Am Mittwoch, 14. März, hält die Primarschulgemeinde eine ausserordentliche Versammlung ab, an welcher die Stimmberechtigten über den überarbeiteten Voranschlag befinden werden. Wie Schulpflegepräsident Marco Lobsiger auf Anfrage erklärte, komme die Behörde mit dem Notbudget, das nur unerlässliche Ausgaben zulässt, gut über die Runden. «Da wir wahrscheinlich schon ab Mitte März über ein ordentliches Budget verfügen werden, mussten wir keine grösseren Abstriche machen, sondern lediglich einige Ausgaben aufschieben.»

Steuerfuss soll stärker steigen

Kurz nach der Jahresendversammlung setzte sich die Primarschulpflege mit der Rechnungsprüfungskommission zusammen, um die beanstandeten Budgetposten zu bereinigen. Nun liegt der neue Voranschlag vor. Er kann ab Mittwoch von der Website der Schule heruntergeladen werden.

War in der ersten Budgetfassung noch eine Steuerfusserhöhung von 5 Punkten auf 52 Prozent vorgesehen, so beantragt die Schulpflege diesmal sogar eine Erhöhung um 7 Punkte auf 54 Prozent.

«Wir mussten keine grösseren Abstriche machen, sondern lediglich einige Ausgaben aufschieben.»Marco Lobsiger, Schulpflegepräsident

Die Erhöhung deshalb, weil die Politische Gemeinde im November ihren Steuerfussanteil um 10 Prozentpunkten senken konnte. «Ursprünglich hatte die Politische Gemeinde nur eine Reduktion von 5 Prozentpunkten vorgesehen», erklärte Lobsiger. Der Gesamtsteuerfuss wäre also gleich geblieben. Mit der 10-Prozent-Senkung der Politischen Gemeinde habe es nun aber für die Primarschulgemeinde «ein bisschen Raum gegeben», weshalb nun in Absprache mit der RPK eine 7-prozentige Erhöhung beantragt werden könne. «Trotzdem sieht das Budget ein leicht negatives Ergebnis vor», sagte Lobsiger, der im April nicht zur Wiederwahl antritt.

Zwei separate Geschäfte

Die in der ursprünglichen Budgetfassung enthaltenen und von der RPK bemängelten Positionen werden nun nebst dem Voranschlag als zwei eigenständige Geschäfte der Schulgemeindeversammlung vom 14. März zur Genehmigung vorgelegt. Es ist einerseits ein Antrag auf Erhöhung des Pensums für den Liegenschaftsunterhalt sowie ein Kreditantrag für die Schulraumplanung.

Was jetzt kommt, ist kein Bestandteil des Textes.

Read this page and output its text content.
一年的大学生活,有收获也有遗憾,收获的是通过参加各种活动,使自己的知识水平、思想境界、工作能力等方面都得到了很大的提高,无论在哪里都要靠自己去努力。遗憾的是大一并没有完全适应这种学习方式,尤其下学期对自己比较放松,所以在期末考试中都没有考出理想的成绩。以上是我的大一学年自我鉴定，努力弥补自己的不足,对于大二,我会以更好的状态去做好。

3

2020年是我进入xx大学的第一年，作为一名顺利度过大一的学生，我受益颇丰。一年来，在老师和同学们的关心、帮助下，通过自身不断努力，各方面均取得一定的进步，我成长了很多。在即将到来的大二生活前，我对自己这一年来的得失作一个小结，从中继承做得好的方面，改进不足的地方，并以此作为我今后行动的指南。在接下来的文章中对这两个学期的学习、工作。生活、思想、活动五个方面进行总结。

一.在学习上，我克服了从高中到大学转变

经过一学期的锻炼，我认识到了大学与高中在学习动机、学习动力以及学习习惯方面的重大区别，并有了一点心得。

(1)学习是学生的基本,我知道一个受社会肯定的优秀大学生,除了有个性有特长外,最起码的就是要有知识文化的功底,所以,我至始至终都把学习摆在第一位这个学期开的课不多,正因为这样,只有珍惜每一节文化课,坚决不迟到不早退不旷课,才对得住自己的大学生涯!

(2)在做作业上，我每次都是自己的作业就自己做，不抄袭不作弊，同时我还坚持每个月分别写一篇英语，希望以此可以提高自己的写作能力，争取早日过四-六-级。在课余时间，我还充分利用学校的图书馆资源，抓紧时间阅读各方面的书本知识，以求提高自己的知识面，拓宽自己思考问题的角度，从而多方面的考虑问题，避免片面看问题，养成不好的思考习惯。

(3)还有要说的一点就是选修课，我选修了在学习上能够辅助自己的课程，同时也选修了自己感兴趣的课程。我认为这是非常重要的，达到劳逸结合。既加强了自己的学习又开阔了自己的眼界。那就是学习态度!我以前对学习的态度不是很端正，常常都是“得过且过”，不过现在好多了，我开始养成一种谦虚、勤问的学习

Die Planung von Schulraum ist für Weiach von grosser Bedeutung, ist doch die Einwohnerzahl der Gemeinde in den vergangenen Jahren förmlich explodiert. Im jüngsten Mitteilungsblatt sind dazu Details publiziert worden. Wohnten im Jahr 2010 noch 981 Leute in Weiach, so waren es Ende des vergangenen Jahres bereits 1750. Allein im vergangenen Jahr stieg die Einwohnerzahl um knapp 300 an. Und der Trend hält noch eine Weile an. Es wird damit gerechnet, dass die 2000er-Grenze im Jahr 2020 durchbrochen wird.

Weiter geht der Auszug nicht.